How to Code and Write an Analysis from Qualitative Interview Transcriptions

How to Code and Write an Analysis from Qualitative Interview Transcriptions

Qualitative interviews can provide a wealth of insights, but they also come with a significant challenge: organizing and analyzing the data. This article delves into the step-by-step process of coding qualitative interview transcriptions and writing a comprehensive analysis. Whether you are a researcher, a marketer, or a journalist, these guidelines will help you structure your work more efficiently and effectively.

Starting with a Research Question

A clear research question is crucial when working with qualitative data. It helps you focus on what you need to find out, ensuring that you don't get lost in a sea of potential information. For instance, your research question could be:

In which parts of the world do people most frequently discuss climate change? In which parts of the week do people experience the highest levels of stress? In which parts of the body do people feel the most pain?

Having a specific question guides your coding process and ensures that your analysis is relevant and impactful.

Checking the Scope of Interest

Once you have a research question, it is essential to check the scope of your inquiry. This step ensures that your question is broad enough to capture valuable insights but specific enough to yield actionable results. A useful method is to identify the major themes in your source material. For example, if you are analyzing Trump's acceptance speech, you might find themes such as 'people', 'verbs of action', 'tangible content', 'emotional expressions', etc.

Organizing Your Raw Material

Before beginning the coding process, it's wise to organize your raw material. This involves separating the essential content from metadata. Keep the questions outside as metadata and the answers inside. For instance, keep the name of the interviewer and the interviewee separate from the transcribed responses. Avoid including page numbers, as they can distract you from the main content.

Coding - The Big Job

Coding can be a daunting task, but it is an essential step in the analysis process. The challenge often arises from the lack of productive solutions and cooperation among coders. Think of it as a team effort, where each person focuses on a specific aspect of the analysis, much like a group of professionals working together to achieve a common goal.

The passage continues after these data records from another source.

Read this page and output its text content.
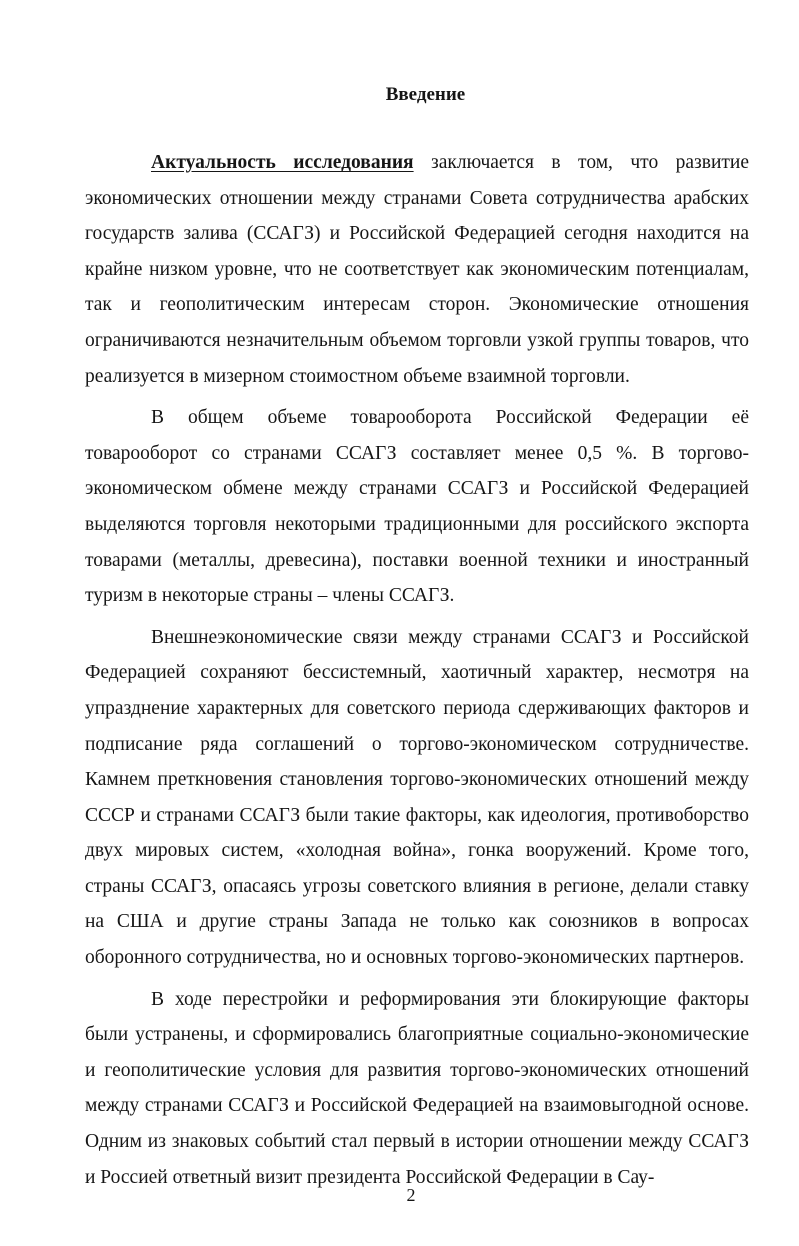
Введение

Актуальность исследования заключается в том, что развитие экономических отношении между странами Совета сотрудничества арабских государств залива (ССАГЗ) и Российской Федерацией сегодня находится на крайне низком уровне, что не соответствует как экономическим потенциалам, так и геополитическим интересам сторон. Экономические отношения ограничиваются незначительным объемом торговли узкой группы товаров, что реализуется в мизерном стоимостном объеме взаимной торговли.

В общем объеме товарооборота Российской Федерации её товарооборот со странами ССАГЗ составляет менее 0,5 %. В торгово-экономическом обмене между странами ССАГЗ и Российской Федерацией выделяются торговля некоторыми традиционными для российского экспорта товарами (металлы, древесина), поставки военной техники и иностранный туризм в некоторые страны – члены ССАГЗ.

Внешнеэкономические связи между странами ССАГЗ и Российской Федерацией сохраняют бессистемный, хаотичный характер, несмотря на упразднение характерных для советского периода сдерживающих факторов и подписание ряда соглашений о торгово-экономическом сотрудничестве. Камнем преткновения становления торгово-экономических отношений между СССР и странами ССАГЗ были такие факторы, как идеология, противоборство двух мировых систем, «холодная война», гонка вооружений. Кроме того, страны ССАГЗ, опасаясь угрозы советского влияния в регионе, делали ставку на США и другие страны Запада не только как союзников в вопросах оборонного сотрудничества, но и основных торгово-экономических партнеров.

В ходе перестройки и реформирования эти блокирующие факторы были устранены, и сформировались благоприятные социально-экономические и геополитические условия для развития торгово-экономических отношений между странами ССАГЗ и Российской Федерацией на взаимовыгодной основе. Одним из знаковых событий стал первый в истории отношении между ССАГЗ и Россией ответный визит президента Российской Федерации в Сау-

2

One approach to making the coding process more manageable is to use pre-existing codes or a pre-built topic structure. These structures help you recognize relevant themes and organize your analysis more systematically. For example, a built-in topic structure might include names of countries, cities, regions, and other relevant geographic information.

Developing Your Own Code

While using pre-existing codes is beneficial, you may occasionally need to develop your own codes. This is particularly true when your research question requires specific focus areas that are not covered by the pre-existing codes. To create your own code, follow these steps:

Research Question Focus: Ensure that your code can recognize the relevant themes related to your research question. For instance, if you are focusing on geography, your code should be able to identify key regions, countries, and cities. An example would be a code that categorizes responses based on geographical regions. Structuring Your Code: Organize your code hierarchically. This means that some elements will be parents, and others will be children. Create a structure that allows for a nested organization, similar to a family tree. An example would be a hierarchy like: Continent > Country > City > Topic.

Intersection Analysis

Once you have organized your codes, you can conduct intersection analysis to identify patterns and co-incident themes in your data. This method helps you compare and contrast different elements within your source material. For instance, if your research question intersects sports and specific countries, you can analyze quotes where these elements coincide.

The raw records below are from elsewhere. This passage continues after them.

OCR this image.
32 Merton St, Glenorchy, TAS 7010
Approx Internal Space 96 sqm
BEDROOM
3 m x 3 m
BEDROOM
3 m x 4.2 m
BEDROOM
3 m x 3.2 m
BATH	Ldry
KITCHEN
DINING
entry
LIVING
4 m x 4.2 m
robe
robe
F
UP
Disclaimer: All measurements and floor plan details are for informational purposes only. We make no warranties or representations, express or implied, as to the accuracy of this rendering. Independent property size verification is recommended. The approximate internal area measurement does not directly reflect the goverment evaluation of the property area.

An example of intersection analysis is when you find quotes related to soccer and Brazil. You can explore the co-incident references and delve into the 71 quotes where soccer and Brazil coincide. This approach will help you identify trends and patterns that emerge from your data.

Conclusion

Qualitative interviews provide rich insights, but they require careful organization and analysis. By following these steps, you can ensure that your data is coded effectively and your analysis is thorough. Whether you are working on a research project, a marketing campaign, or a journalistic investigation, the process outlined here will help you structure your work more efficiently and effectively.